In February 1986, officials at the Department of Energy responded to requests from activists by releasing 19,000 pages of documents on the early operations of the world's first plutonium factory, at Hanford, Washington. Combing through these documents, reporters and citizens found references to an event cryptically named the "Green Run," in which radioactive material was deliberately released into the air at Hanford in December 1949.[1]
In the aftermath of the public discovery of the Green Run, Senator John Glenn asked the General Accounting Office, the investigative arm of Congress, to find out if there were other instances in which radioactivity had been intentionally released into the environment without informing the surrounding community. In 1993, the GAO reported twelve more instances of such secret intentional releases.[2]

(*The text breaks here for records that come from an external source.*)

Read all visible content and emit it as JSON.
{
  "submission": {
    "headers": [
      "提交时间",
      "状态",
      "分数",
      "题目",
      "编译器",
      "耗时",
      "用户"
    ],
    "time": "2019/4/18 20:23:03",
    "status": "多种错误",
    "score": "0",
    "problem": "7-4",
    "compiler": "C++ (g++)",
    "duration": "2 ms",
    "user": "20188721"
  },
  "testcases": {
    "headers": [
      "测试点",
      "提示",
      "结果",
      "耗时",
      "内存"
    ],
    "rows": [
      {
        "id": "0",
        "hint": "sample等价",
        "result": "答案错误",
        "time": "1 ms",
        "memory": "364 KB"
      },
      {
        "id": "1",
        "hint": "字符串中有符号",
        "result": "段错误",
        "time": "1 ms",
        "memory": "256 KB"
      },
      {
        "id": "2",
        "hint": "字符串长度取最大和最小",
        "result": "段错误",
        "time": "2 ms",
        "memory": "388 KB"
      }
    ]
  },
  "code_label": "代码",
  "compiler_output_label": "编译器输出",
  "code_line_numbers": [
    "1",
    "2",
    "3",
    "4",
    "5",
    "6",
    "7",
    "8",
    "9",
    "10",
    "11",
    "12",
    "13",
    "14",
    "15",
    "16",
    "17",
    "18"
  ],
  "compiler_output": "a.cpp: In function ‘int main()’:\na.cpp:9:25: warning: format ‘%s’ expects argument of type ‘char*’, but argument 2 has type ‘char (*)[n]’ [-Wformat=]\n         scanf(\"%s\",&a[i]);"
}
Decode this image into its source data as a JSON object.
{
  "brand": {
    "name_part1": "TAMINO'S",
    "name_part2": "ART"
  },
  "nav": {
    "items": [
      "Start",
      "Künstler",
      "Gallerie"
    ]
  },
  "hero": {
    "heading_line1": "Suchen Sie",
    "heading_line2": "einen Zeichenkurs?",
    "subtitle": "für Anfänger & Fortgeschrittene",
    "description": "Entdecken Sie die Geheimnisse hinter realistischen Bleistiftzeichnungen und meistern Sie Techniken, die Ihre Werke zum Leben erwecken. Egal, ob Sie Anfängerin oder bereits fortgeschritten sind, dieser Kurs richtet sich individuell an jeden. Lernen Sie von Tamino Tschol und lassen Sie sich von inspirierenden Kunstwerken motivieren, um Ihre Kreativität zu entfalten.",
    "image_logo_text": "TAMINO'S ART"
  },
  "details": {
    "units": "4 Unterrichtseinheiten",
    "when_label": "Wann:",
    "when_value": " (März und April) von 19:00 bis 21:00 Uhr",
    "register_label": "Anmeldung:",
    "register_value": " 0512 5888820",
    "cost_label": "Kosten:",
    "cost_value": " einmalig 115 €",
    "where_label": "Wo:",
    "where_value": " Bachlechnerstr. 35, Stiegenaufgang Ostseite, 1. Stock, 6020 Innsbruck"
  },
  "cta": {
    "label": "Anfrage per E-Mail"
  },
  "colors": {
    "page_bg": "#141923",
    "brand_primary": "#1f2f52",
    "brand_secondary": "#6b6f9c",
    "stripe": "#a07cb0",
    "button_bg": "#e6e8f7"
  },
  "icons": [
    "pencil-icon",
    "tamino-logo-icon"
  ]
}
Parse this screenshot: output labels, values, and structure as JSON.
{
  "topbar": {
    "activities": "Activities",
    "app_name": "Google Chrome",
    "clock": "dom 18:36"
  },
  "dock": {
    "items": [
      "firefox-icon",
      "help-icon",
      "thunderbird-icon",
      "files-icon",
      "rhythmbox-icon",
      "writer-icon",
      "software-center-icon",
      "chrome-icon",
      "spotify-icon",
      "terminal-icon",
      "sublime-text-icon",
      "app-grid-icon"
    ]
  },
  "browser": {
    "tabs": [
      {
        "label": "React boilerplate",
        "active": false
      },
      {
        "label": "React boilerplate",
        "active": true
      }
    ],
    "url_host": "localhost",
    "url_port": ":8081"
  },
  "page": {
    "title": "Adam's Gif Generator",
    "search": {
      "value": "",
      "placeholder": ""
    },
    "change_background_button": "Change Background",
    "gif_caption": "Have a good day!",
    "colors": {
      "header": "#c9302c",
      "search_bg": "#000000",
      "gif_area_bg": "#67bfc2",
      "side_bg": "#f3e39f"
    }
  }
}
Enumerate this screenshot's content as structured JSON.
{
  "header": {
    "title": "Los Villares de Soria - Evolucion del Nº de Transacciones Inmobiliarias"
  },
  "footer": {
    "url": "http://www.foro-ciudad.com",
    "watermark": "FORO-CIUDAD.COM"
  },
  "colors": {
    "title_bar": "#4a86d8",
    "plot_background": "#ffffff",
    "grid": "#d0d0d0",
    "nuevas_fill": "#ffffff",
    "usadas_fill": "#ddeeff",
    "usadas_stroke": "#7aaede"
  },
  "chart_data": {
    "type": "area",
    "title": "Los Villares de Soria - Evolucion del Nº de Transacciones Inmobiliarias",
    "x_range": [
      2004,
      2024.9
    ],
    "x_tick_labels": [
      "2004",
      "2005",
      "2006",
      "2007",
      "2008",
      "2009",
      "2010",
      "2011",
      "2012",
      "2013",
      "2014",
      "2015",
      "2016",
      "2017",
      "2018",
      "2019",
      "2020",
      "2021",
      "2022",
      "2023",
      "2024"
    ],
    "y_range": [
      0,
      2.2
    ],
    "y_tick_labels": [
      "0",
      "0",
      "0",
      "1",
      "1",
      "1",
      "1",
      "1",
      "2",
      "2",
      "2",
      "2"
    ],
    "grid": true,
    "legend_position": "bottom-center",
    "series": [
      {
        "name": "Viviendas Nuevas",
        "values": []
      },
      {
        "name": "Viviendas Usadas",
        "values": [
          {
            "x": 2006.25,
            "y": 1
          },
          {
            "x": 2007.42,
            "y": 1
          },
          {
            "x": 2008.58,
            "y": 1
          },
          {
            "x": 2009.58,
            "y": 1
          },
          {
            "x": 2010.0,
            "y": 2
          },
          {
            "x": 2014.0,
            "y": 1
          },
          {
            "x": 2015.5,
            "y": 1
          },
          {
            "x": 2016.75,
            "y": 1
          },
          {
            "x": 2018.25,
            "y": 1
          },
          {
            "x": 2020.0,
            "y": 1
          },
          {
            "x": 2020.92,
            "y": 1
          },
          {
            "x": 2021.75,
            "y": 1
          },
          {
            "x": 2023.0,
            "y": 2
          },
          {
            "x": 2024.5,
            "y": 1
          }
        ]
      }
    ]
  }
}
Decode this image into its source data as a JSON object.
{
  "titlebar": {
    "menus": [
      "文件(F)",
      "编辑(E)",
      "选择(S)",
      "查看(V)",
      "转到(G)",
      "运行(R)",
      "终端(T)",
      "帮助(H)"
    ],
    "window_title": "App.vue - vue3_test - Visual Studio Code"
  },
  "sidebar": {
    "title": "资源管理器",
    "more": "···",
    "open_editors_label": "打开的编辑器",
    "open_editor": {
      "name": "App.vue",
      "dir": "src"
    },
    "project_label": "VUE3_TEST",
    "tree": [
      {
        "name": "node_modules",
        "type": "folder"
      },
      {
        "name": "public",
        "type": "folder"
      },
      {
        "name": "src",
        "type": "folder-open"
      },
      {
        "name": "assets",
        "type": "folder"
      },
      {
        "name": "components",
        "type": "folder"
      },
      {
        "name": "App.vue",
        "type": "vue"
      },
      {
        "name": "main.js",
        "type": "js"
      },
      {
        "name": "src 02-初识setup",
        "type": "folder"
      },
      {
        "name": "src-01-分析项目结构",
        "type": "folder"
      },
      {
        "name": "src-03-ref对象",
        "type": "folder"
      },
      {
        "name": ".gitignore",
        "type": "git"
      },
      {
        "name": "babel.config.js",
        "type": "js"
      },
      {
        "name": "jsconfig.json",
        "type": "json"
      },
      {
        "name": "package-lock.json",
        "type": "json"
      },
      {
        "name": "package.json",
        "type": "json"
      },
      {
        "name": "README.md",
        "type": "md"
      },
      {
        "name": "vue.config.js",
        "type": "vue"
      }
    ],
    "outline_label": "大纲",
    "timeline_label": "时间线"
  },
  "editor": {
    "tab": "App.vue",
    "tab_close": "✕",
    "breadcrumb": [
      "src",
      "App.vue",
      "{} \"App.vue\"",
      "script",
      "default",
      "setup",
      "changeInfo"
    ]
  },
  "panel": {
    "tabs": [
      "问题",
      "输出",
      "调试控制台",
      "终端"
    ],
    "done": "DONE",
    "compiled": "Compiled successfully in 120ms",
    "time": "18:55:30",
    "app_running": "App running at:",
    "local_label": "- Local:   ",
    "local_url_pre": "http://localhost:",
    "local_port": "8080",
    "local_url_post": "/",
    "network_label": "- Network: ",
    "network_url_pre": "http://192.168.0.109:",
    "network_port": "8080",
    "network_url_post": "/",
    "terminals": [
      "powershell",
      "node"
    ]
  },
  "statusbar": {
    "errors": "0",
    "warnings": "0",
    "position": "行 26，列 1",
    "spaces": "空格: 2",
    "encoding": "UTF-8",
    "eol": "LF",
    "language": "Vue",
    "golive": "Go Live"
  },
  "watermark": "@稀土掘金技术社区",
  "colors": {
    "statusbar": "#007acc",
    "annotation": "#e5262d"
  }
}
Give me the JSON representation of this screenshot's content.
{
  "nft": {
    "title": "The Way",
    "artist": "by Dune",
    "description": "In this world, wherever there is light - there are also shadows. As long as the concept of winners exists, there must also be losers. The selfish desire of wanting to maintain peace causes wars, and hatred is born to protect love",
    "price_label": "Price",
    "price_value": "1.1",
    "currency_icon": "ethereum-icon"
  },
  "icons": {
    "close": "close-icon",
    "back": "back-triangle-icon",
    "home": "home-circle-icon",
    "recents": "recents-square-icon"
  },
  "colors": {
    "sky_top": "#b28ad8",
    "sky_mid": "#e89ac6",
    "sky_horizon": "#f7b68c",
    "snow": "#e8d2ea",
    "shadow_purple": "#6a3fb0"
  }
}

Following additonal research by the DOD and DOE, the number of secret intentional releases has expanded to several hundred, conducted between 1944 and the 1960s. At the Army's Dugway Proving Ground in Utah, dozens of intentional releases were conducted in an effort to develop radiological weapons, some in tests of prototype cluster bombs, others using different means of dispersal; at Bayo Canyon in New Mexico, on the AEC's Los Alamos site, researchers detonated nearly 250 devices, which contained radiolanthanum (RaLa) as a source of radiation to measure the degree of compression and symmetry of the implosion used to trigger the atomic bomb. Other intentional releases were not classified, although not all were made known to the public in advance. At AEC sites in Nevada and Idaho, radioactive materials were released in tests of the safety of bombs, nuclear reactors, and proposed nuclear rockets and airplanes; in still other cases, small quantities of radioactive material were released in and around AEC facilities and in the Alaskan wilderness to determine the pathways such material follows in the environment.[3] Public witnesses from several of these communities told the Committee that they remain deeply disturbed by these releases, wondering whether there is still more information about the secret releases in their communities that they do not know and how much will, at this late date, be impossible to reconstruct.